Por: José Carlos Romo Romo

Estimado lector, nuestro país está viviendo una etapa difícil en plano económico. Hoy en día, no estamos en una posición que nos brinde la confianza suficiente para construir anhelos y afianzar aspiraciones. Sin embargo, lo único que nos queda por hacer es seguir siendo productivos. No me queda la menor duda de que el trabajo es la piedra angular del proceso a seguir para conseguir la consolidación de un México fuerte y competitivo, aunado a una adecuada educación que nos brinde esos elementos teóricos, prácticos y técnicos para un mejor desempeño laboral.
El trabajo tiene muchas virtudes y representa un sin número de beneficios para cualquier nación. En primer lugar, es importante mantener ocupados a los mexicanos en algo productivo. En segundo lugar, es fuente de riqueza y generador de los satisfactores necesarios para experimentar una adecuada condición de vida. En tercer lugar, contribuye al desarrollo humano de todo mexicano.
Después de lo anteriormente señalado, todos deberíamos volcarnos a promover el trabajo entre los demás, más sin embargo, no se cuentan con los suficientes empleos para cubrir la demanda que existe entre la población económicamente activa de México. Hay muchos jóvenes egresados de las universidades que, habiendo estudiado durante 18 ó 20 años de su vida, no encuentran un mínimo espacio para desarrollar sus habilidades. Cuántas mujeres son rechazadas en las empresas debido a una especie de discriminación. Cuántos adultos mayores son obligados a jubilarse y vivir de una pensión que lastima su dignidad y simplemente no les alcanza.

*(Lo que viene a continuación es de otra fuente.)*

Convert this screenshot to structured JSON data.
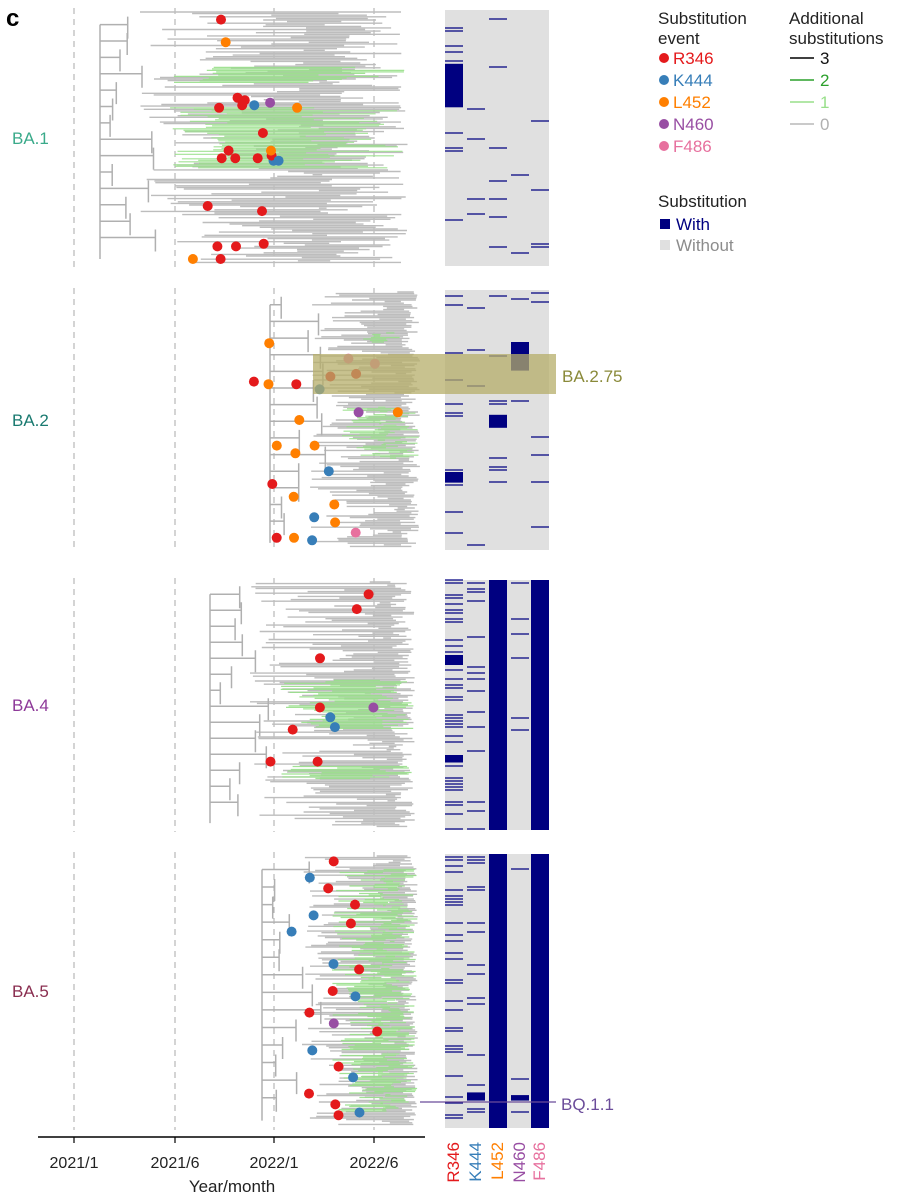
{
  "panel_label": "c",
  "x_axis": {
    "label": "Year/month",
    "ticks": [
      "2021/1",
      "2021/6",
      "2022/1",
      "2022/6"
    ]
  },
  "legend": {
    "event_title": [
      "Substitution",
      "event"
    ],
    "events": [
      {
        "name": "R346",
        "color": "#e41a1c"
      },
      {
        "name": "K444",
        "color": "#377eb8"
      },
      {
        "name": "L452",
        "color": "#ff7f00"
      },
      {
        "name": "N460",
        "color": "#984ea3"
      },
      {
        "name": "F486",
        "color": "#e7709e"
      }
    ],
    "additional_title": [
      "Additional",
      "substitutions"
    ],
    "additional": [
      {
        "name": "3",
        "color": "#000000"
      },
      {
        "name": "2",
        "color": "#2ca02c"
      },
      {
        "name": "1",
        "color": "#98df8a"
      },
      {
        "name": "0",
        "color": "#b8b8b8"
      }
    ],
    "status_title": "Substitution",
    "status": [
      {
        "name": "With",
        "color": "#000080"
      },
      {
        "name": "Without",
        "color": "#e0e0e0"
      }
    ]
  },
  "heatmap_columns": [
    {
      "name": "R346",
      "color": "#e41a1c"
    },
    {
      "name": "K444",
      "color": "#377eb8"
    },
    {
      "name": "L452",
      "color": "#ff7f00"
    },
    {
      "name": "N460",
      "color": "#984ea3"
    },
    {
      "name": "F486",
      "color": "#e7709e"
    }
  ],
  "annotations": [
    {
      "label": "BA.2.75",
      "color": "#8a8a3a"
    },
    {
      "label": "BQ.1.1",
      "color": "#6b4c9a"
    }
  ],
  "chart_data": [
    {
      "type": "scatter",
      "name": "BA.1",
      "label_color": "#3aaa8a",
      "x_range": [
        "2021/1",
        "2022/6"
      ],
      "with_blocks": [
        {
          "col": "R346",
          "from": 0.62,
          "to": 0.79
        }
      ],
      "events": [
        {
          "x": "2021/9",
          "y": 0.97,
          "e": "R346"
        },
        {
          "x": "2021/10",
          "y": 0.88,
          "e": "L452"
        },
        {
          "x": "2021/10",
          "y": 0.66,
          "e": "R346"
        },
        {
          "x": "2021/11",
          "y": 0.63,
          "e": "R346"
        },
        {
          "x": "2021/9",
          "y": 0.62,
          "e": "R346"
        },
        {
          "x": "2021/11",
          "y": 0.65,
          "e": "R346"
        },
        {
          "x": "2021/12",
          "y": 0.63,
          "e": "K444"
        },
        {
          "x": "2022/1",
          "y": 0.64,
          "e": "N460"
        },
        {
          "x": "2022/2",
          "y": 0.62,
          "e": "L452"
        },
        {
          "x": "2021/12",
          "y": 0.52,
          "e": "R346"
        },
        {
          "x": "2021/10",
          "y": 0.45,
          "e": "R346"
        },
        {
          "x": "2021/9",
          "y": 0.42,
          "e": "R346"
        },
        {
          "x": "2021/10",
          "y": 0.42,
          "e": "R346"
        },
        {
          "x": "2021/12",
          "y": 0.42,
          "e": "R346"
        },
        {
          "x": "2022/1",
          "y": 0.41,
          "e": "K444"
        },
        {
          "x": "2022/1",
          "y": 0.43,
          "e": "R346"
        },
        {
          "x": "2022/1",
          "y": 0.45,
          "e": "L452"
        },
        {
          "x": "2022/1",
          "y": 0.41,
          "e": "K444"
        },
        {
          "x": "2021/8",
          "y": 0.23,
          "e": "R346"
        },
        {
          "x": "2021/12",
          "y": 0.21,
          "e": "R346"
        },
        {
          "x": "2021/9",
          "y": 0.07,
          "e": "R346"
        },
        {
          "x": "2021/10",
          "y": 0.07,
          "e": "R346"
        },
        {
          "x": "2021/12",
          "y": 0.08,
          "e": "R346"
        },
        {
          "x": "2021/7",
          "y": 0.02,
          "e": "L452"
        },
        {
          "x": "2021/9",
          "y": 0.02,
          "e": "R346"
        }
      ]
    },
    {
      "type": "scatter",
      "name": "BA.2",
      "label_color": "#1a7a70",
      "x_range": [
        "2021/1",
        "2022/6"
      ],
      "with_blocks": [
        {
          "col": "L452",
          "from": 0.47,
          "to": 0.52
        },
        {
          "col": "R346",
          "from": 0.26,
          "to": 0.3
        },
        {
          "col": "N460",
          "from": 0.69,
          "to": 0.8
        }
      ],
      "events": [
        {
          "x": "2022/1",
          "y": 0.8,
          "e": "L452"
        },
        {
          "x": "2022/5",
          "y": 0.74,
          "e": "F486"
        },
        {
          "x": "2022/6",
          "y": 0.72,
          "e": "F486"
        },
        {
          "x": "2022/5",
          "y": 0.68,
          "e": "R346"
        },
        {
          "x": "2022/4",
          "y": 0.67,
          "e": "R346"
        },
        {
          "x": "2021/12",
          "y": 0.65,
          "e": "R346"
        },
        {
          "x": "2022/1",
          "y": 0.64,
          "e": "L452"
        },
        {
          "x": "2022/2",
          "y": 0.64,
          "e": "R346"
        },
        {
          "x": "2022/3",
          "y": 0.62,
          "e": "K444"
        },
        {
          "x": "2022/5",
          "y": 0.53,
          "e": "N460"
        },
        {
          "x": "2022/7",
          "y": 0.53,
          "e": "L452"
        },
        {
          "x": "2022/2",
          "y": 0.5,
          "e": "L452"
        },
        {
          "x": "2022/1",
          "y": 0.4,
          "e": "L452"
        },
        {
          "x": "2022/3",
          "y": 0.4,
          "e": "L452"
        },
        {
          "x": "2022/2",
          "y": 0.37,
          "e": "L452"
        },
        {
          "x": "2022/4",
          "y": 0.3,
          "e": "K444"
        },
        {
          "x": "2022/1",
          "y": 0.25,
          "e": "R346"
        },
        {
          "x": "2022/2",
          "y": 0.2,
          "e": "L452"
        },
        {
          "x": "2022/4",
          "y": 0.17,
          "e": "L452"
        },
        {
          "x": "2022/3",
          "y": 0.12,
          "e": "K444"
        },
        {
          "x": "2022/4",
          "y": 0.1,
          "e": "L452"
        },
        {
          "x": "2022/5",
          "y": 0.06,
          "e": "F486"
        },
        {
          "x": "2022/2",
          "y": 0.04,
          "e": "L452"
        },
        {
          "x": "2022/1",
          "y": 0.04,
          "e": "R346"
        },
        {
          "x": "2022/3",
          "y": 0.03,
          "e": "K444"
        }
      ]
    },
    {
      "type": "scatter",
      "name": "BA.4",
      "label_color": "#8e3a99",
      "x_range": [
        "2021/1",
        "2022/6"
      ],
      "with_blocks": [
        {
          "col": "R346",
          "from": 0.66,
          "to": 0.7
        },
        {
          "col": "R346",
          "from": 0.27,
          "to": 0.3
        },
        {
          "col": "L452",
          "from": 0.0,
          "to": 1.0
        },
        {
          "col": "F486",
          "from": 0.0,
          "to": 1.0
        }
      ],
      "events": [
        {
          "x": "2022/6",
          "y": 0.95,
          "e": "R346"
        },
        {
          "x": "2022/5",
          "y": 0.89,
          "e": "R346"
        },
        {
          "x": "2022/3",
          "y": 0.69,
          "e": "R346"
        },
        {
          "x": "2022/3",
          "y": 0.49,
          "e": "R346"
        },
        {
          "x": "2022/4",
          "y": 0.45,
          "e": "K444"
        },
        {
          "x": "2022/6",
          "y": 0.49,
          "e": "N460"
        },
        {
          "x": "2022/4",
          "y": 0.41,
          "e": "K444"
        },
        {
          "x": "2022/2",
          "y": 0.4,
          "e": "R346"
        },
        {
          "x": "2022/1",
          "y": 0.27,
          "e": "R346"
        },
        {
          "x": "2022/3",
          "y": 0.27,
          "e": "R346"
        }
      ]
    },
    {
      "type": "scatter",
      "name": "BA.5",
      "label_color": "#8a2e50",
      "x_range": [
        "2021/1",
        "2022/6"
      ],
      "with_blocks": [
        {
          "col": "L452",
          "from": 0.0,
          "to": 1.0
        },
        {
          "col": "F486",
          "from": 0.0,
          "to": 1.0
        },
        {
          "col": "K444",
          "from": 0.1,
          "to": 0.13
        },
        {
          "col": "N460",
          "from": 0.1,
          "to": 0.12
        }
      ],
      "events": [
        {
          "x": "2022/4",
          "y": 0.98,
          "e": "R346"
        },
        {
          "x": "2022/3",
          "y": 0.92,
          "e": "K444"
        },
        {
          "x": "2022/4",
          "y": 0.88,
          "e": "R346"
        },
        {
          "x": "2022/5",
          "y": 0.82,
          "e": "R346"
        },
        {
          "x": "2022/3",
          "y": 0.78,
          "e": "K444"
        },
        {
          "x": "2022/5",
          "y": 0.75,
          "e": "R346"
        },
        {
          "x": "2022/2",
          "y": 0.72,
          "e": "K444"
        },
        {
          "x": "2022/4",
          "y": 0.6,
          "e": "K444"
        },
        {
          "x": "2022/5",
          "y": 0.58,
          "e": "R346"
        },
        {
          "x": "2022/4",
          "y": 0.5,
          "e": "R346"
        },
        {
          "x": "2022/5",
          "y": 0.48,
          "e": "K444"
        },
        {
          "x": "2022/3",
          "y": 0.42,
          "e": "R346"
        },
        {
          "x": "2022/4",
          "y": 0.38,
          "e": "N460"
        },
        {
          "x": "2022/6",
          "y": 0.35,
          "e": "R346"
        },
        {
          "x": "2022/3",
          "y": 0.28,
          "e": "K444"
        },
        {
          "x": "2022/4",
          "y": 0.22,
          "e": "R346"
        },
        {
          "x": "2022/5",
          "y": 0.18,
          "e": "K444"
        },
        {
          "x": "2022/3",
          "y": 0.12,
          "e": "R346"
        },
        {
          "x": "2022/4",
          "y": 0.08,
          "e": "R346"
        },
        {
          "x": "2022/5",
          "y": 0.05,
          "e": "K444"
        },
        {
          "x": "2022/4",
          "y": 0.04,
          "e": "R346"
        }
      ]
    }
  ]
}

El desempleo es un problema lacerante pues éste origina que muchas familias mexicanas vivan en la miseria, con muchísimas carencias. También es un problema político puesto que nuestros gobiernos deberían de estar preocupados de que se estén desaprovechando muchas manos y muchos cerebros que pueden aportar algo a México. Y también es un problema social y hasta jurídico debido a que, precisamente el desempleo, es el principal factor que influye para que muchas personas busquen la salida a sus problemas en las drogas, la delincuencia o el suicidio. En fin, es un problema que afecta a todos.
Para solucionar este problema, los tres órdenes de gobierno deberían preocuparse por generar mayor inversión mexicana y extranjera, otorgando facilidades a los empresarios locales y foráneos comprometidos con el país. Además, se deberían eficientar los programas de capacitación y colocación de trabajadores nacionales.
Un aspecto importante a subrayar es que en México tenemos la noción de que el trabajo es sinónimo de obrerismo y no debe ser así. Debemos cambiar esa concepción que tenemos del trabajo en México y debemos promover la generación de empleos de todo tipo, promoviendo el “emprendedurismo”. No todo mexicano, sin una preparación académica, debe aspirar a un trabajo dentro de una factoría. Se debe buscar financiar pequeños proyectos de inversión, con los que el mexicano pueda obtener los recursos necesarios para brindarle a su familia lo necesario para vivir bien y algo más.
Ahora bien, otro problema es que el empleo que hay en México está muy mal pagado. Esto provoca un sin número de disyuntivas. Primeramente, el mexicano no obtiene los recursos económicos suficientes para gozar de una vida desahogada. Algo injusto es que, acumulando muchos años de estudio y de sacrificios, no obtengan los profesionistas un trabajo remunerador a todo ello. El salario mínimo es ofensivo a los ideales de todos aquellos trabajadores que, día con día, dejan algo más que ocho horas de trabajo en una empresa. El salario mínimo vigente es motivo de indignación.
Para solucionar todo lo anterior, se requieren muchos sacrificios por parte del gobierno y de las empresas. Primero que nada, se debe dar un alza al salario mínimo hasta situarlo en una cantidad pecuniaria acorde con la realidad económica de nuestro país, sus necesidades y sus satisfactores. Después, hacer efectivas todas las prestaciones de Ley, que muchas veces son omitidas dolosamente en perjuicio de los trabajadores. Y por último, se debe humanizar el trabajo en las empresas puesto que, hoy por hoy, los trabajadores son tratados como máquinas y no se le da un sentido humano a sus labores.
Aprovecho el espacio para expresar mi pesar por el sensible fallecimiento de don Jacobo Zabludovsky. A mi juicio, el más grande periodista que ha tenido México, un hombre culto y con gran amor por nuestro país. Que descanse en paz.
Como es costumbre, agradezco el favor de su lectura y atención. Lo espero, una vez más, el próximo sábado.